Мы были одни в темном, пустом классе. Она приподняла юбчонку, ее тонкие ножки покрывали уже заживающие и еще свежие синяки. У меня помутилось в голове, я заглянула слишком глубоко. Ничего подобного никогда я не видела, не знала, как быть, что предпринять, на что решиться, ни одно уместное слово не приходило на ум, я только побледнела.
— Хуже всего, если врежет пряжкой, — продолжала Аничка, словно рассказывая о ком-то постороннем, — ремень еще можно выдержать.
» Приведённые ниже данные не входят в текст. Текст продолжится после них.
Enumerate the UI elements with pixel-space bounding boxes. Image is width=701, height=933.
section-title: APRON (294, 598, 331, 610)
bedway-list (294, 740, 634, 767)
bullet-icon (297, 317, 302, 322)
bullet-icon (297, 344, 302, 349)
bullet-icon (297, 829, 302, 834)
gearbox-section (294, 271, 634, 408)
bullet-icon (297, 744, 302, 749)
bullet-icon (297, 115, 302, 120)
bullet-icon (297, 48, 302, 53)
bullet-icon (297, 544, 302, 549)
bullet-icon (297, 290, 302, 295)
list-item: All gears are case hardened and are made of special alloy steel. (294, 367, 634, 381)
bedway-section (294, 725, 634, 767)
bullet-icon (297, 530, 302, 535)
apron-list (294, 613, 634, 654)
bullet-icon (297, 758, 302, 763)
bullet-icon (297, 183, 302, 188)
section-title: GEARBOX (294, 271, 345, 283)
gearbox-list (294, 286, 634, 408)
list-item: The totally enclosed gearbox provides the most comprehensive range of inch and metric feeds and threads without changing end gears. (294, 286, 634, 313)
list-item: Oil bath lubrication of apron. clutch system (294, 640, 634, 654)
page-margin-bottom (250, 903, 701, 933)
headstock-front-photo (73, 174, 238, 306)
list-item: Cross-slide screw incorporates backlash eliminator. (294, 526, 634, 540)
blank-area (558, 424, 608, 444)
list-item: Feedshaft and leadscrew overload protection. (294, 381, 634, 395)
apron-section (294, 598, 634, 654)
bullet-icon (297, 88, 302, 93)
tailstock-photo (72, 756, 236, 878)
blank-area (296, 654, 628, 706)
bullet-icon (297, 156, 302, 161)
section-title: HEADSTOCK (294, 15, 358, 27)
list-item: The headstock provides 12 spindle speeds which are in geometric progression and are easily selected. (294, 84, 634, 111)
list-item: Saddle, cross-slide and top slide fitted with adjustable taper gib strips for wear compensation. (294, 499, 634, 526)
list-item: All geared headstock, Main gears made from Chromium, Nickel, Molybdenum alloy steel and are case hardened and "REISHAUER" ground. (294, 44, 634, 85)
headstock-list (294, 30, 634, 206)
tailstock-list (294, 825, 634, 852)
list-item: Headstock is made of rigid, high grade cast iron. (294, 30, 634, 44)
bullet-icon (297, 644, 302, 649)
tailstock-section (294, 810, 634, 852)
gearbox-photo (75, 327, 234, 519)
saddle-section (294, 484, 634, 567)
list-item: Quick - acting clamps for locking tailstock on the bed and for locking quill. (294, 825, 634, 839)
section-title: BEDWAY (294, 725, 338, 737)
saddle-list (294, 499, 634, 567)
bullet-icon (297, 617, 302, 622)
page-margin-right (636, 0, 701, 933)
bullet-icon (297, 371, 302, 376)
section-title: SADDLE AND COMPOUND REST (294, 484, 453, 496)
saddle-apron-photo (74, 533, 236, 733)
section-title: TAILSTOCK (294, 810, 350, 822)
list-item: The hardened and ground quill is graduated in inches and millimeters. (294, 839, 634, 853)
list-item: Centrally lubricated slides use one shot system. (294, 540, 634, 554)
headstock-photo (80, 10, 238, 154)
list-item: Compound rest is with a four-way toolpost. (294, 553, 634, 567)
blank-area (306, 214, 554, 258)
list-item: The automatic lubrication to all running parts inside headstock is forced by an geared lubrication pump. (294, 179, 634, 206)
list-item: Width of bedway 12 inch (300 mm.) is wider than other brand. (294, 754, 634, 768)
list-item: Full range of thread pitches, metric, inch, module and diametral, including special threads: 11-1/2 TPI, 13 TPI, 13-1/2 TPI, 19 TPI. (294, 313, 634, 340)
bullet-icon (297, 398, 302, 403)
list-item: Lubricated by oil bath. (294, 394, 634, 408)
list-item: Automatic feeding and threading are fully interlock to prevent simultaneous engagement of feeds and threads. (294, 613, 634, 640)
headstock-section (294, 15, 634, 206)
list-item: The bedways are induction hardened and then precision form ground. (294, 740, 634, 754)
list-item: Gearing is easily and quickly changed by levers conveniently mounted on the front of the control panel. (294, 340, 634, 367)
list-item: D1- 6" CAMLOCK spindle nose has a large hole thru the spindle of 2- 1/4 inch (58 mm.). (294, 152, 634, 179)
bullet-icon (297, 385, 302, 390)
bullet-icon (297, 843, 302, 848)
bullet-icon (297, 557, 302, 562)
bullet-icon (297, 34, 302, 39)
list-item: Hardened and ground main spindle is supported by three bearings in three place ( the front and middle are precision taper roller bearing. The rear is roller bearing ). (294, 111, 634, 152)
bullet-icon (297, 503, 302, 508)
— Я зайду к нему, — отважилась я наконец, — или передай, чтоб он сам зашел в школу, я с ним поговорю.
Она лишь усмехнулась.
— Он знает, что так нельзя, потом принимается ласкать меня, целует, гладит, а, по мне, уж лучше пускай колотит.
Аничка снова коротко и нервно хохотнула, ее детские глаза сделались стеклянными, смех не отражался в них.
— А бабушки у тебя нету?
— Есть, — ответила она. И со школьной заученностью отбарабанила: — Бабушку я люблю. Если бы только она… — девочка умолкла, не находя приличного выражения, — …она все только вздыхает и смердит, у нее нога гниет.
Это была моя вина. Я сама стала расспрашивать, и ее жизнь, обнажась предо мной, ужаснула меня. Детская исповедь подорвала мою веру в то, что в этом мире все в порядке. Я исправила заглавное «р» на строчное. Ну, а дальше, что делать дальше?
Вскоре девочка захворала. В классе кто-нибудь постоянно болел или притворялся больным, родители девочек не придавали этому значения. Анички не было уже более недели, когда дети сообщили мне, что у нее воспаление легких. Течение некоторых болезней со временем изменилось, но тогда воспаление легких было тяжелым заболеванием, часто смертельным.
И вдруг я почувствовала, что мне необходимо навестить Аничку, что это поддержит, украсит ее печальную жизнь. Дело было в январе, за три розы на длинных стеблях я отдала целое состояние. Я несла их, заботливо укутав, я торопилась, чтоб они не померзли, но внутри у меня все бунтовало. Я стеснялась вторгнуться незваной в чужой дом и собственными глазами увидать нищету.
Все оказалось не столь уж страшно, как я опасалась; падал снег и, словно белым сахаром, присыпал рабочий поселок; отовсюду слышался смех и веселые голоса. В кухоньке, где лежала Аничка, дышать было нечем, зато было тепло, но и здесь картина не представлялась отталкивающей. Чисто выбелено, на стене рисунки, а на стуле возле Аничкиной кроватки стакан с малиновым сиропом.